Health Equity Innovators Summit  ·  April 16, 2026

Poetry for
Possibility

An uplifting, low-pressure creative writing workshop designed to refresh the mind and reconnect us to imagination, voice, and possibility. Come as you are. No writing experience needed.

Pause. Breathe. Write.

Together, we'll read and reflect on a small selection of poems by Audre Lorde, Joy Harjo, and Sally Wen Mao, and explore how poetry can open new ways of thinking about care, community, resilience, and the futures we hope to build.

After a brief poetry reading and discussion, you'll be guided through a simple writing prompt designed to spark creativity and personal reflection in a supportive environment.
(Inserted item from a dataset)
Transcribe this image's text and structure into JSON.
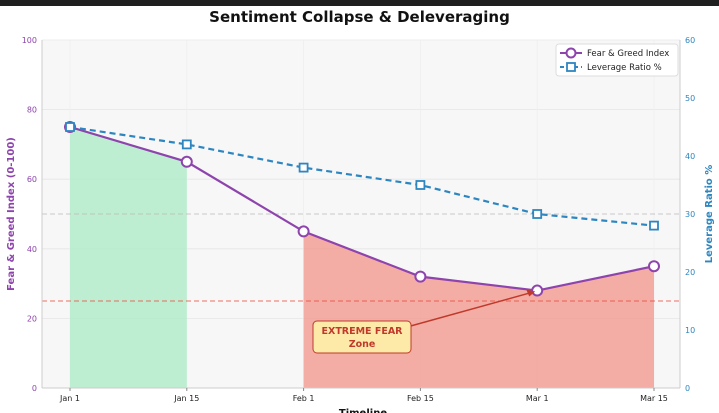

This session invites you to leave feeling more inspired, energized, and expansive.

A small selection

Read, sit with, and return to these as often as you like.

A Litany for Survival

Audre Lorde

For those of us who live at the shoreline standing upon the constant edges of decision crucial and alone for those of us who cannot indulge the passing dreams of choice who love in doorways coming and going in the hours between dawns looking inward and outward at once before and after seeking a now that can breed futures like bread in our children's mouths so their dreams will not reflect the death of ours;
For those of us who were imprinted with fear like a faint line in the center of our foreheads learning to be afraid with our mother's milk for by this weapon this illusion of some safety to be found the heavy-footed hoped to silence us For all of us this instant and this triumph We were never meant to survive.
And when the sun rises we are afraid it might not remain when the sun sets we are afraid it might not rise in the morning when our stomachs are full we are afraid of indigestion when our stomachs are empty we are afraid we may never eat again when we are loved we are afraid love will vanish when we are alone we are afraid love will never return and when we speak we are afraid our words will not be heard nor welcomed but when we are silent we are still afraid
So it is better to speak remembering we were never meant to survive.

Remember

Joy Harjo

Remember the sky that you were born under, know each of the star's stories. Remember the moon, know who she is. Remember the sun's birth at dawn, that is the strongest point of time. Remember sundown and the giving away to night. Remember your birth, how your mother struggled to give you form and breath. You are evidence of her life, and her mother's, and hers. Remember your father. He is your life, also. Remember the earth whose skin you are: red earth, black earth, yellow earth, white earth brown earth, we are earth. Remember the plants, trees, animal life who all have their tribes, their families, their histories, too. Talk to them, listen to them. They are alive poems. Remember the wind. Remember her voice. She knows the origin of this universe. Remember you are all people and all people are you. Remember you are this universe and this universe is you. Remember all is in motion, is growing, is you. Remember language comes from this. Remember the dance language is, that life is. Remember.

Occidentalism

Sally Wen Mao

A man celebrates erstwhile conquests, his book locked in a silo, still in print.
I scribble, make Sharpie lines, deface its text like it defaces me. Outside, grain
fields whisper. Marble lions are silent yet silver-tongued, with excellent teeth.
In this life I have worshipped so many lies. Then I workshop them, make them better.
An East India Company, an opium trade, a war, a treaty, a concession, an occupation,
a man parting the veil covering a woman's face, his nails prying her lips open. I love
the fragility of a porcelain bowl. How easy it is, to shatter chinoiserie, like the Han
dynasty urn Ai Weiwei dropped in 1995. If only recovering the silenced history
is as simple as smashing its container: book, bowl, celadon spoon. Such objects cross
borders the way our bodies never could. Instead, we're left with history, its blonde
dust. That bowl is unbreakable. All its ghosts still shudder through us like small breaths.
The tome of hegemony lives on, circulates in our libraries, in our bloodstreams. One day,
a girl like me may come across it on a shelf, pick it up, read about all the ways her body
is a thing. And I won't be there to protect her, to cross the text out and say: go ahead—
rewrite this.

Choose what calls to you

Pick whichever prompt feels most alive to you right now. There is no right answer, no correct form. Write for yourself.

Prompt one

Begin with: "May she never again…"
and then later pivot to: "May she always…"

Prompt two

Write about a form of care that changed you.

It can be clinical, communal, familial, or unexpected.

Prompt three

Write a letter to your body in 20 years.